Strings encrypted with a symmetric cipher (like aes-256-cbc
) can be decrypted by knowing the secret used (the contents of mypassfile
, which you want to keep for yourself), therefore they can be reversed. Also, since openssl
uses a random salt by default, each run produces different values for the same input. Not using a salt (option -nosalt
) would make openssl
produce the same value for each run, so less secure, but on the other hand would produce shorter texts while still being encrypted.
The same awk
script would work for other external commands instead of openssl
by just replacing the command in the -v crypter=
argument to awk
, as long as the external command you choose can accept input from stdin and print output to stdout.

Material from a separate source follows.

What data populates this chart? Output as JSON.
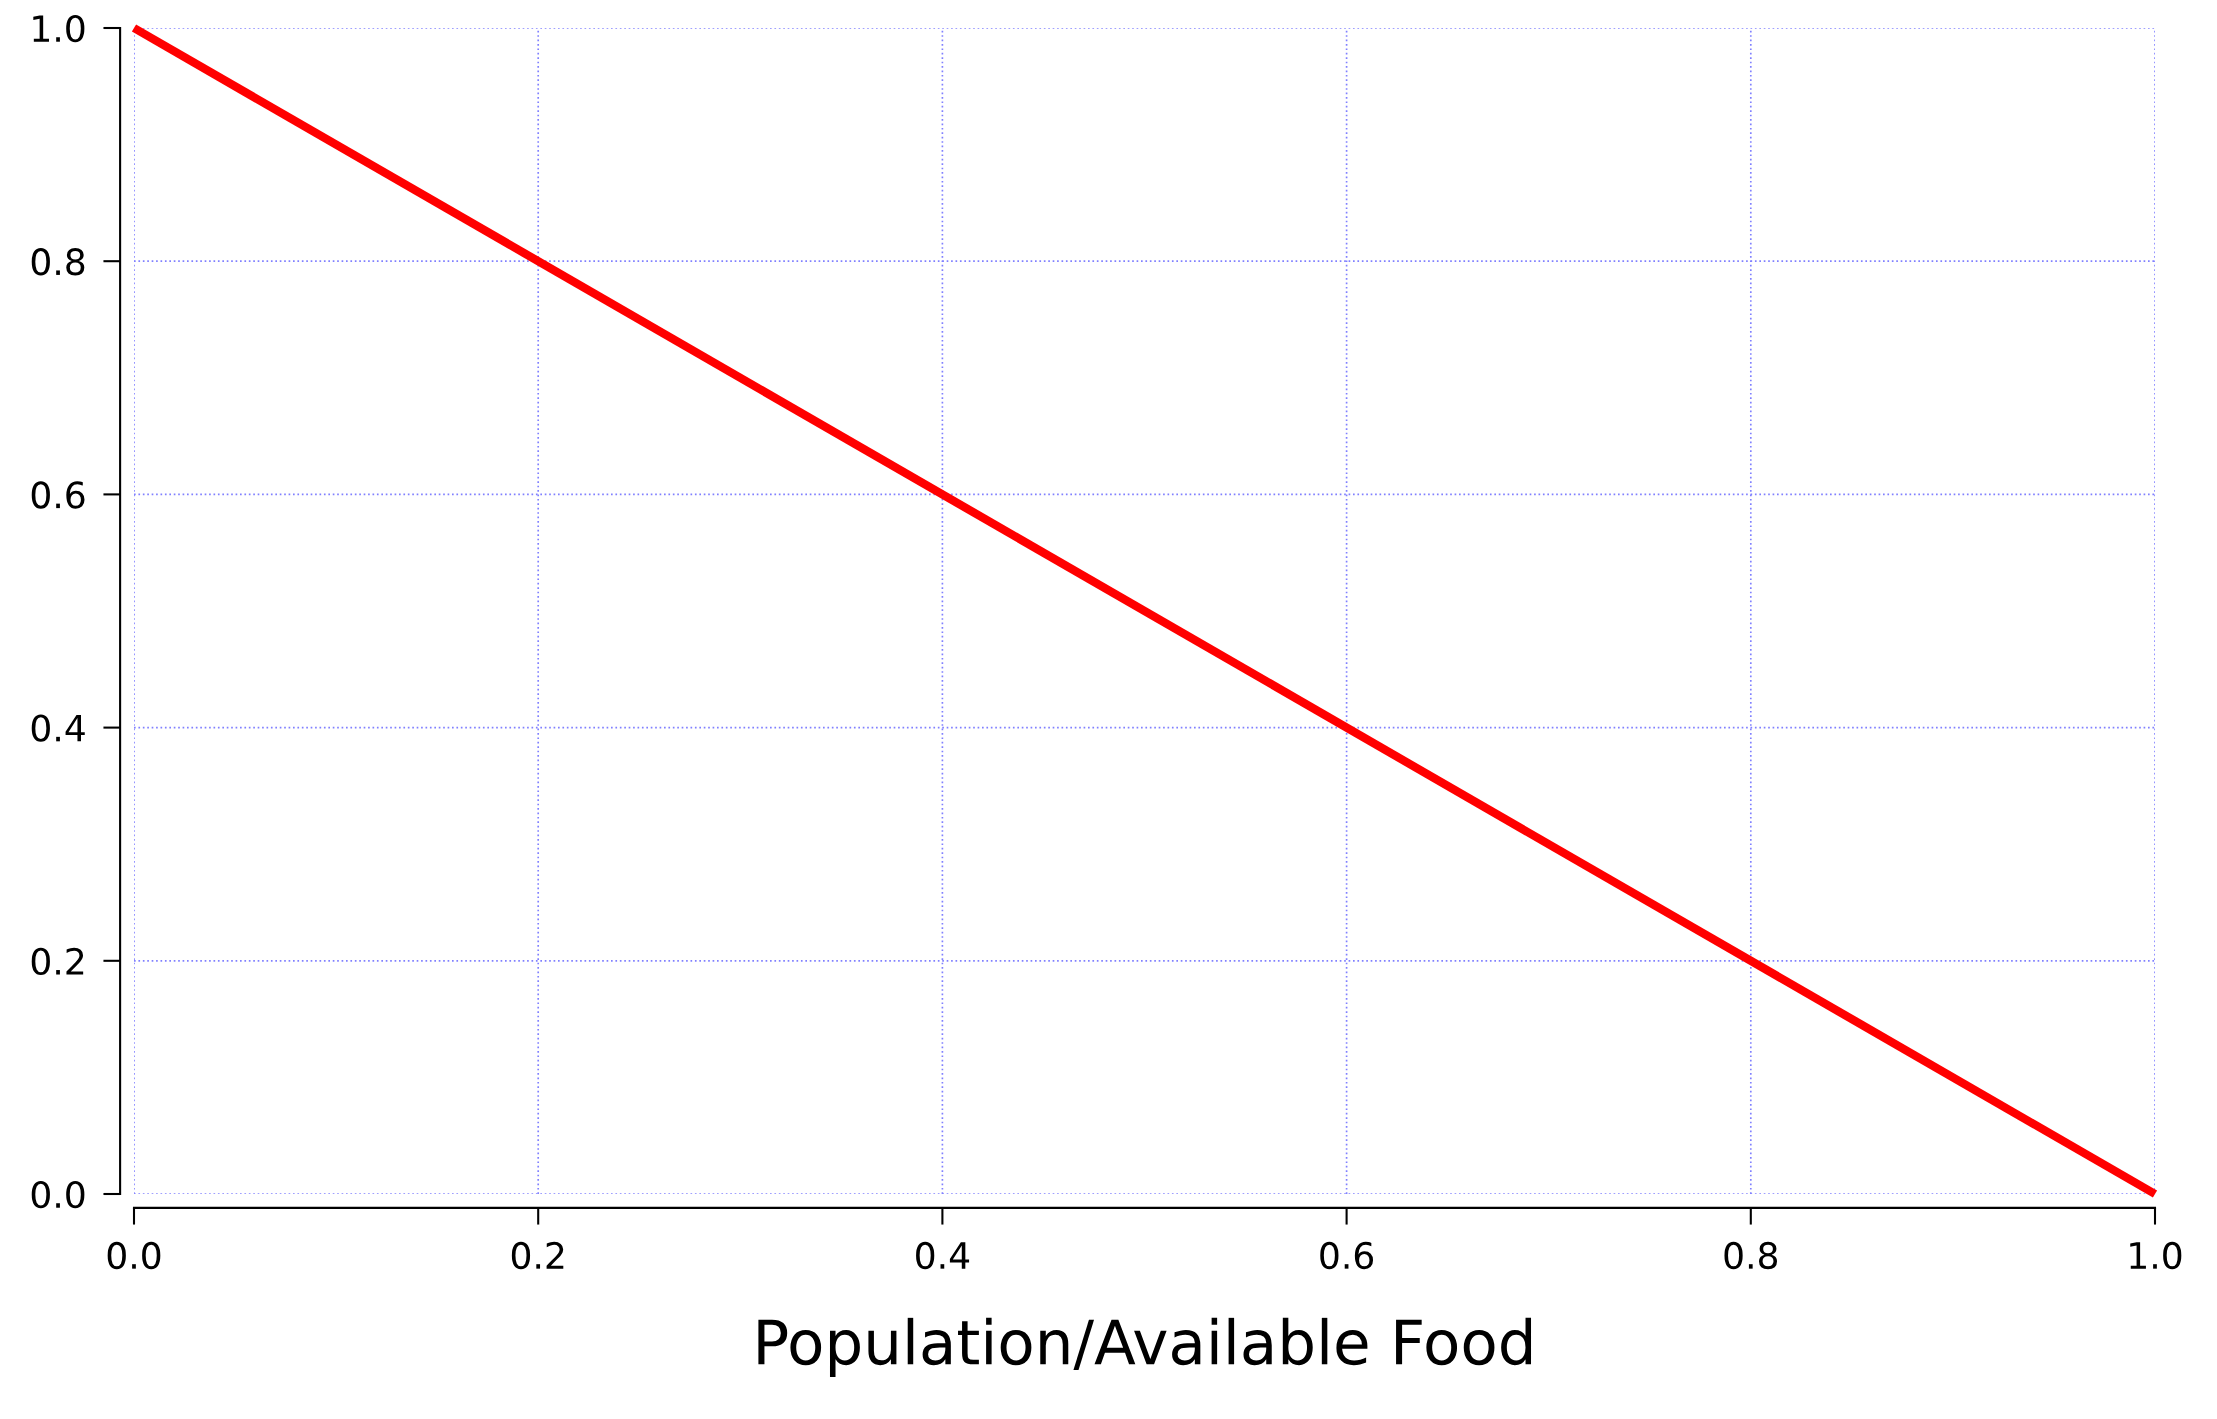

Strings hashed with algorithms like MD5 or SHA instead are one-way only (i.e. they can't be reversed), and always produce the same value for the same input, therefore you'd want to "salt" them so that the computed values produced in output can't just be searched over all possible MAC addresses. You might add a random "salt" as in the following slightly modified script:
awk -v pat='clientMac"\\s*"[[:xdigit:]]{12}' -v crypter='sha256sum' -- '
$0 ~ pat {
for (i=1; i <= NF; i++)
if (match($i, pat)) {
addr = cache[$i]
if (addr == "") {
"(dd if=/dev/random bs=16 count=1 2>/dev/null; echo '\''" $i "'\'') | " crypter | getline addr
cache[$i] = addr
}
$i = "MAC:" addr
}
}
1
' file.log
This latter script uses a 16 bytes-long (pseudo-)random value as "salt", thus producing a different hash value on each run over the same data.